Als Sohn einer Katholikin und eines Protestanten, einer Kaschubin und eines Deutschen, wuchs er in Danzig in kleinbürgerlichen Verhältnissen auf. Gegen den Wunsch des Vaters wollte er Künstler werden, was das Verhältnis zu ihm zeitlebens belastete.

Wenn die Milch gerinnt und säuert,
strafen unverrückbar Blicke,
weil sein Blick die Milch gesäuert.

Auszug: Günter Grass: „Der Vater“, „Lyrische Beute. 140 Gedichte aus fünfzig Jahren“
Vertriebener und dadurch Getriebener

Nach dem Krieg kurz in Düsseldorf und dann in Berlin, am Ende dann nahe Lübeck lebend, war er Zeit seines Lebens stets eines: aus Danzig Vertriebener und dadurch getrieben, zur Versöhnung nach dem Krieg beizutragen.

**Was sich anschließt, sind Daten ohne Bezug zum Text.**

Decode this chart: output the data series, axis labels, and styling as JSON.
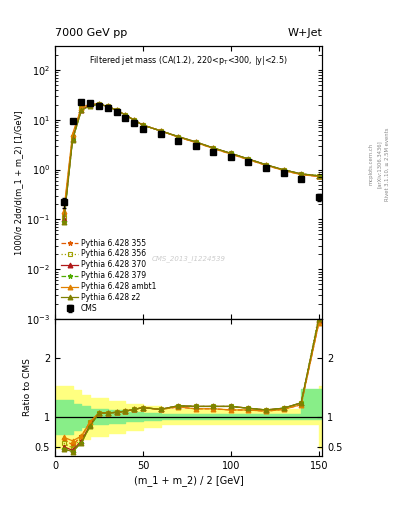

Er wurde 1993 Ehrenbürger der Stadt Danzig und sein Werk thematisiert immer wieder seine Geburtsstadt. Dabei enttarnt und entmythologisiert er immer wieder die Nazi-Ideologie während der NS-Zeit und danach. Seinen Heimatverlust verarbeitet er zeitlebens in seinem Werk.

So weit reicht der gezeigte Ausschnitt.